Y según transcurrían los soles y las lunas, el potencial que posee el ser humano para superar momentos apocalípticos se fue imponiendo, y poco a poco nos fuimos acomodando a la nueva situación.
Lo que en un principio veíamos claramente como un hándicap fue transformándose en algo altamente beneficioso.  Empezamos a darnos cuenta de lo irreflexivamente que usábamos nuestra voz cuando aún disponíamos de ella, empleando las palabras con total ligereza, sin prestarles ninguna atención.

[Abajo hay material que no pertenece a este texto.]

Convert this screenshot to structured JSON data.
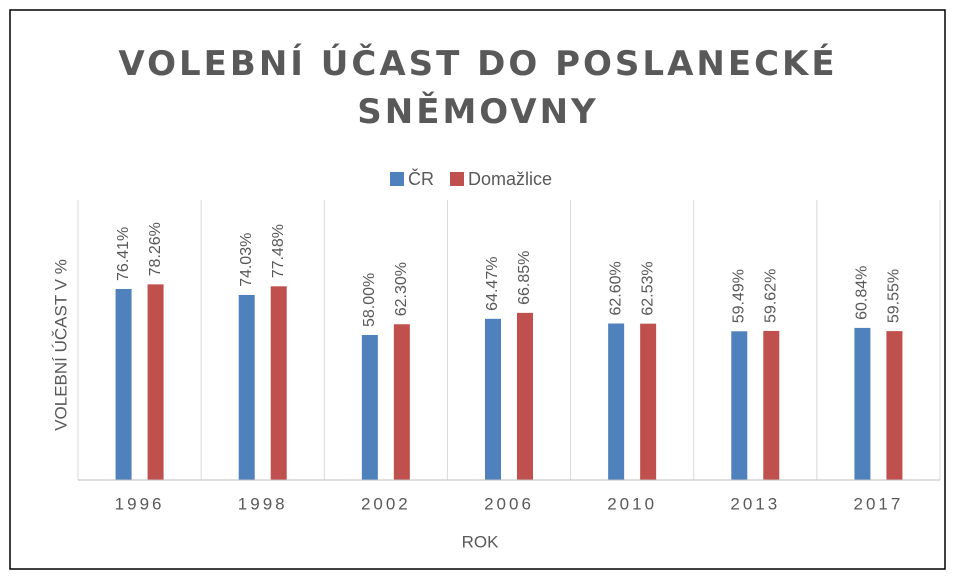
{
  "chart_data": {
    "type": "bar",
    "title": "VOLEBNÍ ÚČAST DO POSLANECKÉ SNĚMOVNY",
    "x_label": "ROK",
    "y_label": "VOLEBNÍ ÚČAST V %",
    "categories": [
      "1996",
      "1998",
      "2002",
      "2006",
      "2010",
      "2013",
      "2017"
    ],
    "series": [
      {
        "name": "ČR",
        "color": "#4f81bd",
        "values": [
          76.41,
          74.03,
          58.0,
          64.47,
          62.6,
          59.49,
          60.84
        ],
        "value_labels": [
          "76.41%",
          "74.03%",
          "58.00%",
          "64.47%",
          "62.60%",
          "59.49%",
          "60.84%"
        ]
      },
      {
        "name": "Domažlice",
        "color": "#c0504d",
        "values": [
          78.26,
          77.48,
          62.3,
          66.85,
          62.53,
          59.62,
          59.55
        ],
        "value_labels": [
          "78.26%",
          "77.48%",
          "62.30%",
          "66.85%",
          "62.53%",
          "59.62%",
          "59.55%"
        ]
      }
    ],
    "ylim": [
      0,
      100
    ]
  }
}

Nuevas formas de comunicación, mucho más íntimas y conectadas, han empezado a surgir desde entonces.  Si escribimos para hacernos entender, lo hacemos poniendo plena conciencia en cada una de las palabras que empleamos en el papel.  También hemos comenzado a utilizar nuestro cuerpo a un nivel al que nunca habíamos llegado, creando nuevas formas de interacción con nuestros semejantes.  La empatía por quienes nos rodean se ha hecho presente con rapidez, ahora somos capaces de mirar fijamente a los ojos y conectar de verdad con la persona que tenemos en frente.
Ya no nos despedimos diciendo adiós, ahora nos abrazamos de verdad.

La desaparición de las palabras sonoras supuso el génesis de la verdadera comunicación.